Channel Frederator takes Fred's trademark approach -- welcome all comers -- and ports it online into a channel full of new cartoon shorts that anyone can submit to and a podcast of the best stuff. There's also annual Channel Frederator Awards (voting is now open for the best of 2007) and one truly standout original series of shorts: The Meth Minute 39, by Dan Meth. The Meth Minute can best be described as the Wario Ware of cartoons; short, hilarious, usually inappropriate, steeped in pop references, and with many sets of recurring characters. The latest episode of the Meth Minute features Ultra and the Lazer Hearts, who exist to hang jokes upon the truly outrageous carcass of Jem and the Holograms. One of Meth's most-forwarded shorts is the undeniably NSFW Dog Video Dating, and the first episode, meme-tribute Internet People, became a bit of a meme of its own.
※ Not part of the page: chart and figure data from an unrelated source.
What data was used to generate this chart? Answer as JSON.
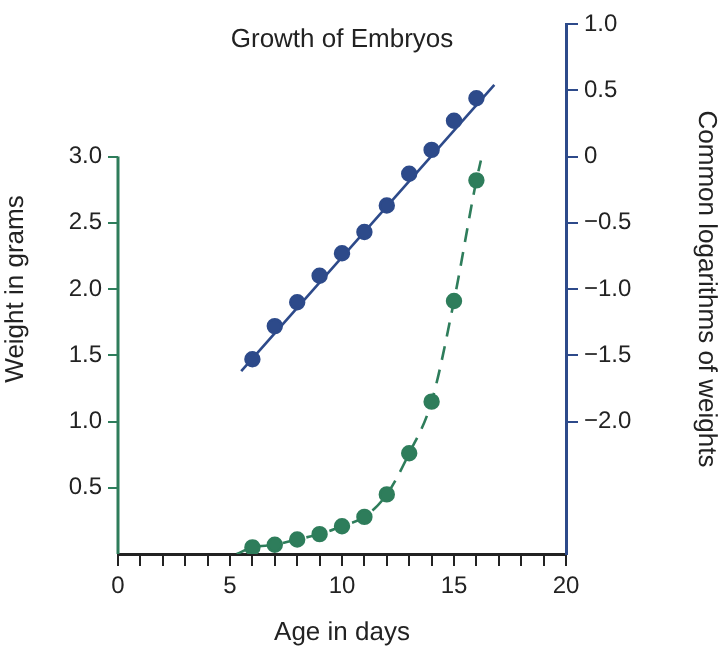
{
  "chart_data": {
    "type": "scatter",
    "title": "Growth of Embryos",
    "xlabel": "Age in days",
    "ylabel": "Weight in grams",
    "y2label": "Common logarithms of weights",
    "xlim": [
      0,
      20
    ],
    "xticks": [
      0,
      {
        "value": 1,
        "label": null
      },
      {
        "value": 2,
        "label": null
      },
      {
        "value": 3,
        "label": null
      },
      {
        "value": 4,
        "label": null
      },
      5,
      {
        "value": 6,
        "label": null
      },
      {
        "value": 7,
        "label": null
      },
      {
        "value": 8,
        "label": null
      },
      {
        "value": 9,
        "label": null
      },
      10,
      {
        "value": 11,
        "label": null
      },
      {
        "value": 12,
        "label": null
      },
      {
        "value": 13,
        "label": null
      },
      {
        "value": 14,
        "label": null
      },
      15,
      {
        "value": 16,
        "label": null
      },
      {
        "value": 17,
        "label": null
      },
      {
        "value": 18,
        "label": null
      },
      {
        "value": 19,
        "label": null
      },
      20
    ],
    "ylim": [
      0,
      4
    ],
    "yticks": [
      {
        "value": 0.5,
        "label": "0.5"
      },
      {
        "value": 1,
        "label": "1.0"
      },
      {
        "value": 1.5,
        "label": "1.5"
      },
      {
        "value": 2,
        "label": "2.0"
      },
      {
        "value": 2.5,
        "label": "2.5"
      },
      {
        "value": 3,
        "label": "3.0"
      }
    ],
    "y2lim": [
      -3,
      1
    ],
    "y2ticks": [
      {
        "value": -2,
        "label": "−2.0"
      },
      {
        "value": -1.5,
        "label": "−1.5"
      },
      {
        "value": -1,
        "label": "−1.0"
      },
      {
        "value": -0.5,
        "label": "−0.5"
      },
      0,
      {
        "value": 0.5,
        "label": "0.5"
      },
      {
        "value": 1,
        "label": "1.0"
      }
    ],
    "grid": false,
    "legend": false,
    "series": [
      {
        "axis": "y2",
        "color": "#2d4a8a",
        "marker": "circle",
        "x": [
          6,
          7,
          8,
          9,
          10,
          11,
          12,
          13,
          14,
          15,
          16
        ],
        "values": [
          -1.53,
          -1.28,
          -1.1,
          -0.9,
          -0.73,
          -0.57,
          -0.37,
          -0.13,
          0.05,
          0.27,
          0.44
        ]
      },
      {
        "type": "line",
        "axis": "y2",
        "color": "#2d4a8a",
        "marker": "none",
        "line_style": "solid",
        "x": [
          5.5,
          16.8
        ],
        "values": [
          -1.62,
          0.54
        ]
      },
      {
        "axis": "y",
        "color": "#2e7d5b",
        "marker": "circle",
        "x": [
          6,
          7,
          8,
          9,
          10,
          11,
          12,
          13,
          14,
          15,
          16
        ],
        "values": [
          0.05,
          0.07,
          0.11,
          0.15,
          0.21,
          0.28,
          0.45,
          0.76,
          1.15,
          1.91,
          2.82
        ]
      },
      {
        "type": "line",
        "axis": "y",
        "color": "#2e7d5b",
        "marker": "none",
        "line_style": "dashed",
        "x": [
          5.3,
          6,
          7,
          8,
          9,
          10,
          11,
          12,
          13,
          14,
          15,
          16,
          16.2
        ],
        "values": [
          0,
          0.05,
          0.07,
          0.11,
          0.15,
          0.21,
          0.28,
          0.45,
          0.76,
          1.15,
          1.91,
          2.82,
          2.97
        ]
      }
    ]
  }
}
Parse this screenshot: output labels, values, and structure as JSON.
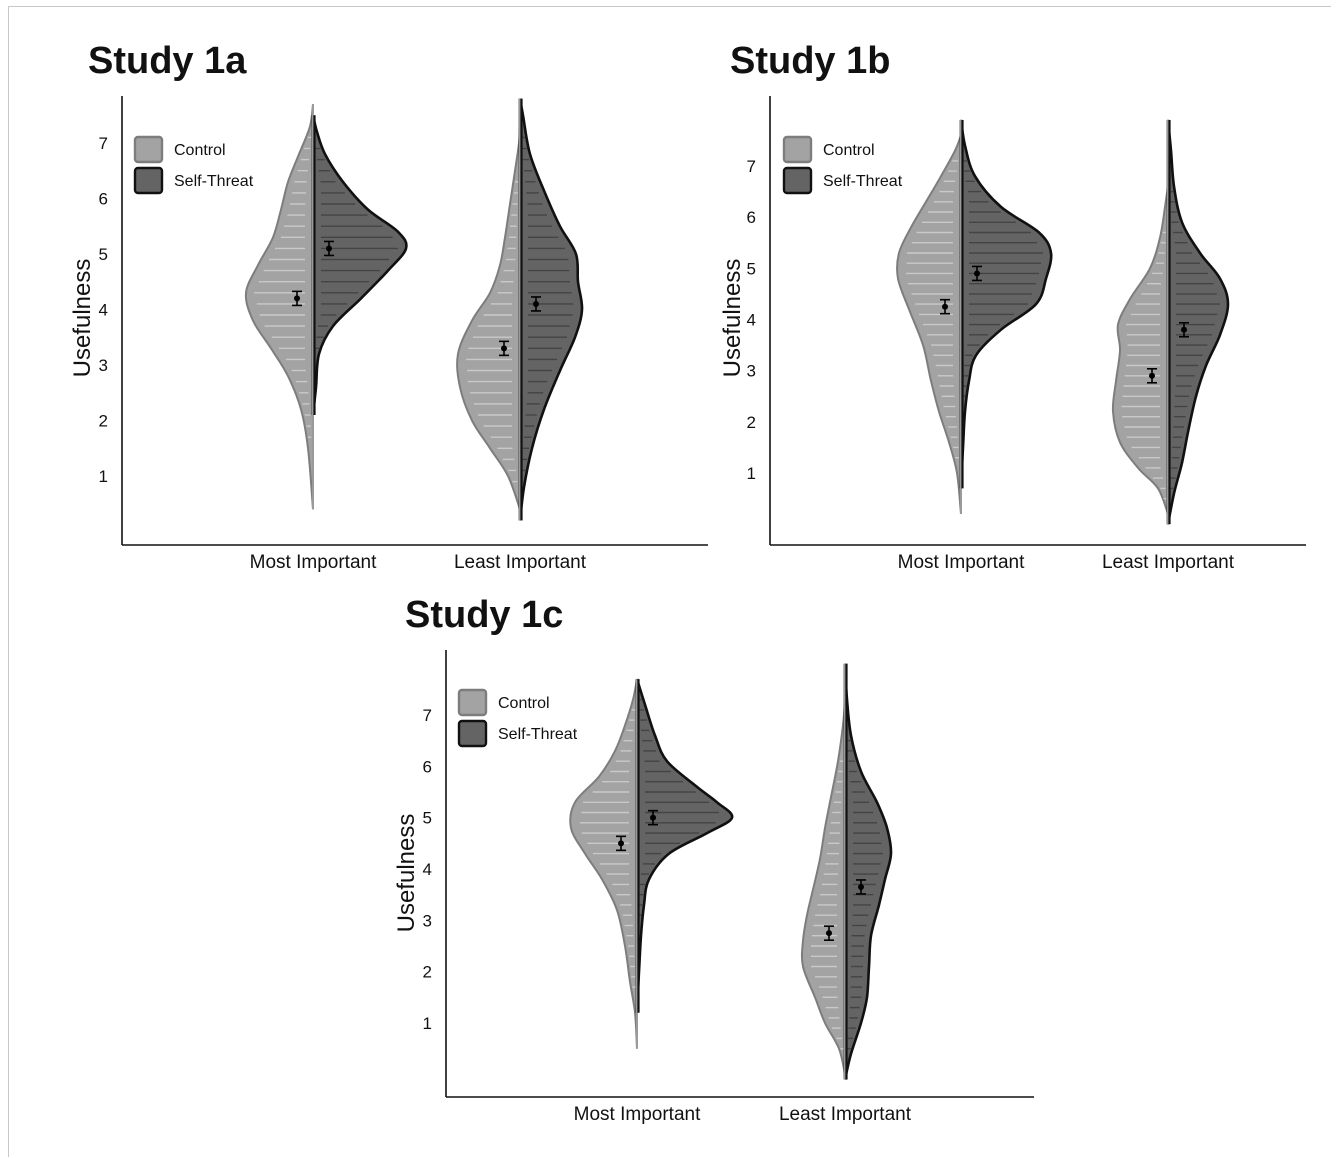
{
  "colors": {
    "control_fill": "#a3a3a3",
    "control_stroke": "#7d7d7d",
    "threat_fill": "#646464",
    "threat_stroke": "#111111",
    "axis": "#111111"
  },
  "chart_data": [
    {
      "id": "1a",
      "type": "violin",
      "title": "Study 1a",
      "ylabel": "Usefulness",
      "yticks": [
        1,
        2,
        3,
        4,
        5,
        6,
        7
      ],
      "categories": [
        "Most Important",
        "Least Important"
      ],
      "legend": [
        {
          "name": "Control",
          "color": "#a3a3a3"
        },
        {
          "name": "Self-Threat",
          "color": "#646464"
        }
      ],
      "legend_position": "top-left",
      "series": [
        {
          "name": "Control",
          "means": [
            4.2,
            3.3
          ]
        },
        {
          "name": "Self-Threat",
          "means": [
            5.1,
            4.1
          ]
        }
      ]
    },
    {
      "id": "1b",
      "type": "violin",
      "title": "Study 1b",
      "ylabel": "Usefulness",
      "yticks": [
        1,
        2,
        3,
        4,
        5,
        6,
        7
      ],
      "categories": [
        "Most Important",
        "Least Important"
      ],
      "legend": [
        {
          "name": "Control",
          "color": "#a3a3a3"
        },
        {
          "name": "Self-Threat",
          "color": "#646464"
        }
      ],
      "legend_position": "top-left",
      "series": [
        {
          "name": "Control",
          "means": [
            4.25,
            2.9
          ]
        },
        {
          "name": "Self-Threat",
          "means": [
            4.9,
            3.8
          ]
        }
      ]
    },
    {
      "id": "1c",
      "type": "violin",
      "title": "Study 1c",
      "ylabel": "Usefulness",
      "yticks": [
        1,
        2,
        3,
        4,
        5,
        6,
        7
      ],
      "categories": [
        "Most Important",
        "Least Important"
      ],
      "legend": [
        {
          "name": "Control",
          "color": "#a3a3a3"
        },
        {
          "name": "Self-Threat",
          "color": "#646464"
        }
      ],
      "legend_position": "top-left",
      "series": [
        {
          "name": "Control",
          "means": [
            4.5,
            2.75
          ]
        },
        {
          "name": "Self-Threat",
          "means": [
            5.0,
            3.65
          ]
        }
      ]
    }
  ]
}
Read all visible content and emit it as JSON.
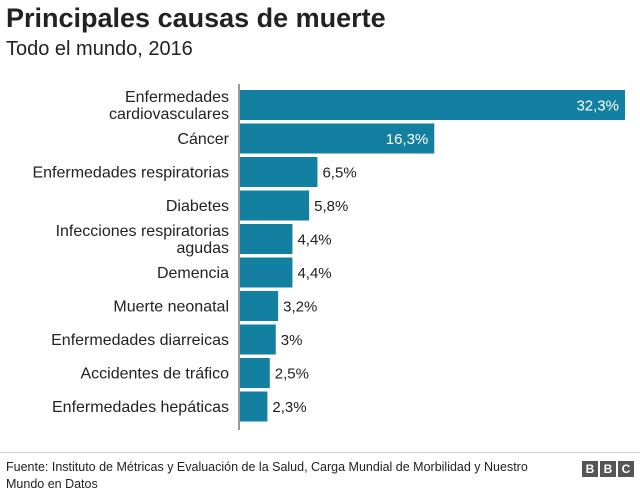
{
  "header": {
    "title": "Principales causas de muerte",
    "subtitle": "Todo el mundo, 2016"
  },
  "chart_data": {
    "type": "bar",
    "orientation": "horizontal",
    "title": "Principales causas de muerte",
    "subtitle": "Todo el mundo, 2016",
    "xlabel": "",
    "ylabel": "",
    "xlim": [
      0,
      32.3
    ],
    "grid": false,
    "bar_color": "#1380A1",
    "categories": [
      [
        "Enfermedades",
        "cardiovasculares"
      ],
      [
        "Cáncer"
      ],
      [
        "Enfermedades respiratorias"
      ],
      [
        "Diabetes"
      ],
      [
        "Infecciones respiratorias",
        "agudas"
      ],
      [
        "Demencia"
      ],
      [
        "Muerte neonatal"
      ],
      [
        "Enfermedades diarreicas"
      ],
      [
        "Accidentes de tráfico"
      ],
      [
        "Enfermedades hepáticas"
      ]
    ],
    "values": [
      32.3,
      16.3,
      6.5,
      5.8,
      4.4,
      4.4,
      3.2,
      3,
      2.5,
      2.3
    ],
    "value_labels": [
      "32,3%",
      "16,3%",
      "6,5%",
      "5,8%",
      "4,4%",
      "4,4%",
      "3,2%",
      "3%",
      "2,5%",
      "2,3%"
    ]
  },
  "footer": {
    "source": "Fuente: Instituto de Métricas y Evaluación de la Salud, Carga Mundial de Morbilidad y Nuestro Mundo en Datos",
    "logo": [
      "B",
      "B",
      "C"
    ]
  }
}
Even the Meth Minute 39 is in on Fred's crowdsourcing mission, currently running a contest to find the best viewer-created short using meth minute characters, with a cash prize.

In addition to the awesomeness of Channel Frederator is ReFrederator, a simply amazing daily podcast that features a different vintage cartoon each day, along with some incredibly knowledgable posts. The work the ReFrederator folks are doing is nothing short of miraculous; acquiring, digitizing, and archiving priceless but usually commercially worthless cartoons in a modern format that's simply one of the very best podcasts on the whole dang intertubes.

However, the absolutely best thing that Fred has done recently has been to discover a guy named Pendleton Ward and give him the chance to make Adventure Time. Go watch Adventure Time right now, and be forewarned that the next time you see something really awesome, you just might find yourself using 'ALGEBRAIC!' as an expletive of awesomeness.

Frederator Studios is doing totally RHOMBUS work all over the place; but Channel Frederator is merely the anchor of Fred's newest corporation, nextnewnetworks, which takes Fred's proven old/new media flexibility and mastery and stretches the definition of a video network in a very forward-looking direction, towards nichier audiences and snappier, shorter, more frequent programming. See Ultra Kawaii (so cute it hurts), Threadbanger (for DIY Fashionistas), Vette Dogs (for corvette owners) or Total MMO (for Massively Mutliplayer Online gamers). Fred will rule the world someday, perched atop his shiny red armada of networks and viewer-created content flying in close formation. Submit now and you can say you were a Frederatorian before it was compulsory!

Labels: , , , , ,


  • At 12:57 PM, Blogger Fred Seibert said…

    Wow Eli! Your post just popped on my radar. Thanks for all the kind words.